Tornando al petrolio e alla sua importanza per i paesi imperialisti, è recente la notizia relativa a una nave di ricerca russa che ha scoperto un enorme giacimento di petrolio nel Territorio britannico dell’Antartide: si tratterebbe di un giacimento da 511 mld di barili di petrolio, circa 10 volte la produzione petrolifera del Mare del Nord nel corso degli ultimi cinquant’anni (The Telegraph, 11.5.2024, Le Temps, 16.5.2024). Naturalmente questa scoperta, perdipiù fatta dai ricercatori russi, ha messo in allarme Londra e Washington che sono, insieme a Russia, Giappone, Australia, Sudafrica, Norvegia, Francia, tra i principali firmatari dell’originario Trattato dell’Antartico che prevede una rilevante protezione della zona da ogni sfruttamento economico e commerciale, ammettendo solo interventi di ricerca scientifica. Naturalmente, come tutti i trattati che gli Stati firmano, nemmeno questo garantirà il suo totale rispetto; la fame di petrolio è tale, che nessun capitale si fa fermare da trattati firmati, perdipiù 60anni fa...

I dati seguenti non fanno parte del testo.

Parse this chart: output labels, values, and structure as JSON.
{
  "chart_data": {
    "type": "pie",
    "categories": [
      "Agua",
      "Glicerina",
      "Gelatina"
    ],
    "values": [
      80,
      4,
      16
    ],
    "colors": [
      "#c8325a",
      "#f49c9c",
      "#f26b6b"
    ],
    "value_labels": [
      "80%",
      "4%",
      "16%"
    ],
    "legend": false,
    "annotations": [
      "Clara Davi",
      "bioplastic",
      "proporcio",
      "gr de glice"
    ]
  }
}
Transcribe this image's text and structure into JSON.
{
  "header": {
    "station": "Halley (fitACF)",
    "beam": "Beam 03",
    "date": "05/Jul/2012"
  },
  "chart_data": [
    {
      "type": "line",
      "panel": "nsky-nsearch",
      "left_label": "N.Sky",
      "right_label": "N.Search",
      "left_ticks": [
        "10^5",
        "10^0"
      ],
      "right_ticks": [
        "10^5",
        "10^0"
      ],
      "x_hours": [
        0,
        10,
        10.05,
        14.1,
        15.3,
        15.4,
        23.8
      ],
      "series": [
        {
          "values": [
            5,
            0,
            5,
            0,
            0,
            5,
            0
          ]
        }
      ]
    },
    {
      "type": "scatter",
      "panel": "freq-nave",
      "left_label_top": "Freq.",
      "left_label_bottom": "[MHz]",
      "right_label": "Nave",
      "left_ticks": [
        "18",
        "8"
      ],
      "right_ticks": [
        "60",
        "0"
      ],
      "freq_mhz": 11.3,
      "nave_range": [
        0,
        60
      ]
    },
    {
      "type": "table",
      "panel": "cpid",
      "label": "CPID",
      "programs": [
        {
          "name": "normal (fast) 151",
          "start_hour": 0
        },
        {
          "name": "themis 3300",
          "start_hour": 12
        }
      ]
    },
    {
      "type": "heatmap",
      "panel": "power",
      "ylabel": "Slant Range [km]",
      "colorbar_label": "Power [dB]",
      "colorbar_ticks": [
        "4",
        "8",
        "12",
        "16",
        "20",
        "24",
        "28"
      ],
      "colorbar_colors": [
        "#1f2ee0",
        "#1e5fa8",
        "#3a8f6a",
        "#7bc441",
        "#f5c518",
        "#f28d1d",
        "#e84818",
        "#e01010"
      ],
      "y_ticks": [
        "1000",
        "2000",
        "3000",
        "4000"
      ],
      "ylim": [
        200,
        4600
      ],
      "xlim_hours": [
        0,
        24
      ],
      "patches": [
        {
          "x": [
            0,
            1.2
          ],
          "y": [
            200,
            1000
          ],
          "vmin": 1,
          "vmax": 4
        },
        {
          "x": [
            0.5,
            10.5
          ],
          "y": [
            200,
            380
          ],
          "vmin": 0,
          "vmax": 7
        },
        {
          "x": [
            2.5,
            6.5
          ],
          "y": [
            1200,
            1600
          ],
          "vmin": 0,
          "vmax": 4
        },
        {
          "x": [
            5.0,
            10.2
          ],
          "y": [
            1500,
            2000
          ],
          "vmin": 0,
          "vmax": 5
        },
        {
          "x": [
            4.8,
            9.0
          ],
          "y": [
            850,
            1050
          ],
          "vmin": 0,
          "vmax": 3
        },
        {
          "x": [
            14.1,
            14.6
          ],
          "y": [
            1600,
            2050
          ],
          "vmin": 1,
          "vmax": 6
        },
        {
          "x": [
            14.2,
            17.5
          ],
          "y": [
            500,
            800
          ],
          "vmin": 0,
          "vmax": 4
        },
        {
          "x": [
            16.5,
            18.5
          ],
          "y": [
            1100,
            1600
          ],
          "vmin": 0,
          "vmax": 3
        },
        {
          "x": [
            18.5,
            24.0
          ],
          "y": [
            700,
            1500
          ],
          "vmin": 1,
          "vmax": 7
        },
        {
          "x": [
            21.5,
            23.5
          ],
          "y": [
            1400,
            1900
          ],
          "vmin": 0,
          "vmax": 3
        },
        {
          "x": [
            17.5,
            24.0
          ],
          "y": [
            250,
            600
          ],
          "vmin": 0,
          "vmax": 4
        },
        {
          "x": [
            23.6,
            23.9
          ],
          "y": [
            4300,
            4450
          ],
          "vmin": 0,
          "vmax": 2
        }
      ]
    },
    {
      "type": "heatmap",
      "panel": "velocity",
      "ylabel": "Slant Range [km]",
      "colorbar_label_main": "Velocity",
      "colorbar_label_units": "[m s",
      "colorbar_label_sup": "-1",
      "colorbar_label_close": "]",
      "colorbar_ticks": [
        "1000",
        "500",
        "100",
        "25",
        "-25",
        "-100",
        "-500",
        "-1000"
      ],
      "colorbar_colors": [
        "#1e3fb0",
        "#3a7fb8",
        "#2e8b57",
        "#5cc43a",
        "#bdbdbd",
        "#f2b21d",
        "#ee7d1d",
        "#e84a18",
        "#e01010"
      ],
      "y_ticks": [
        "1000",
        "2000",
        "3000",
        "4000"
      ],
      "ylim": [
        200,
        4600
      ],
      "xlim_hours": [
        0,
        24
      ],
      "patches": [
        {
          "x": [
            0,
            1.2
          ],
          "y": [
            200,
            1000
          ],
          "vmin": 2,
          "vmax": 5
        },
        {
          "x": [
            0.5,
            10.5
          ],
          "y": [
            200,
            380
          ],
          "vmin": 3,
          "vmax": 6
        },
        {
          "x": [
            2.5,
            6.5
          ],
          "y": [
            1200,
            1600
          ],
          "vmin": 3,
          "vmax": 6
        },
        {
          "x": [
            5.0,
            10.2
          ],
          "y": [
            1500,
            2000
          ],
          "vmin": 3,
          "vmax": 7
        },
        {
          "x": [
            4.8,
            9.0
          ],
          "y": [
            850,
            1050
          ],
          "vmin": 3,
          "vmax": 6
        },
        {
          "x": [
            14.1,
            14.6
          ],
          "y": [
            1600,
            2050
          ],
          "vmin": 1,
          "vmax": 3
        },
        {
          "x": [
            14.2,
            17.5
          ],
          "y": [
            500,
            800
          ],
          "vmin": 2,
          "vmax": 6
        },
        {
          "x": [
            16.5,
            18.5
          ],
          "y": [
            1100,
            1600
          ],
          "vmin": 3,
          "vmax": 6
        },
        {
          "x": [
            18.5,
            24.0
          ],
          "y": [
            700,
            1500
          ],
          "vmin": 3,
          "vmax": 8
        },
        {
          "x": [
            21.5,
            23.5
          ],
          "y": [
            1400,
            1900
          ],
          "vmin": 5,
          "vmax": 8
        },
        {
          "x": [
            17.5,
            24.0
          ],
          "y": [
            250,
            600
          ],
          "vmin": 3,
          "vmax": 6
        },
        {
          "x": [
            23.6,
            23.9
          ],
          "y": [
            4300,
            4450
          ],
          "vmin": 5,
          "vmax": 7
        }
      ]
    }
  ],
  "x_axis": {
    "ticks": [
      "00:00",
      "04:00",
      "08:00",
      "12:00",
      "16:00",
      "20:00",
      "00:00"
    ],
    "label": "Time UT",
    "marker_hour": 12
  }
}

Segnaliamo anche un articolo pubblicato ne “il programma comunista”, n. 8 del 1955, intitolato Il cartello del petrolio e le basi della conservazione capitalistica, in cui (era l’epoca del cartello delle famose “Sette sorelle”) si scriveva, a riprova di quanto ricordato nel Rapporto alla riunione generale sulla rendita differenziale:

«Pur di mantenere in piedi la roccaforte del capitalismo e della contro-rivoluzione mondiale (gli Stati Uniti), che risulterebbe gravemente minata in seguito ad un eventuale crollo dell’industria petrolifera, il prezzo di vendita del petrolio grezzo che il trust internazionale impone, deve stare alla quota toccata dagli alti costi di produzione dei pozzi americani. Per tale sacrosanto motivo di classe, il petrolio del Medio Oriente che potrebbe essere venduto a quasi trenta centesimi di dollaro viene a costare invece un dollaro e settantacinque centesimi per barile. Se tale esorbitante prezzo dovesse subire riduzioni, verrebbe a mancare la convenienza economica di coltivare i giacimenti ad alti costi degli Stati Uniti: la incontenibile concorrenza dei petroli del Medio Oriente renderebbe necessario chiudere molti pozzi americani.

«Ma a chi gioverebbe un disastro dell’industria petrolifera americana? Non certamente ai membri europei del cartello internazionale i quali si spartiscono con i soci d’oltreatlantico favolosi sovraprofitti di cui mettono a parte le società a capitale misto estero-nazionale. Forse gioverebbe agli esportatori di petrolio del blocco russo-orientale i quali praticano, è vero, prezzi più bassi che quelli del cartello internazionale, ma non dispongono della potenza finanziaria e militare che si erge dietro il monopolio quadripartito [americano-anglo-franco-olandese, NdR] del blocco occidentale».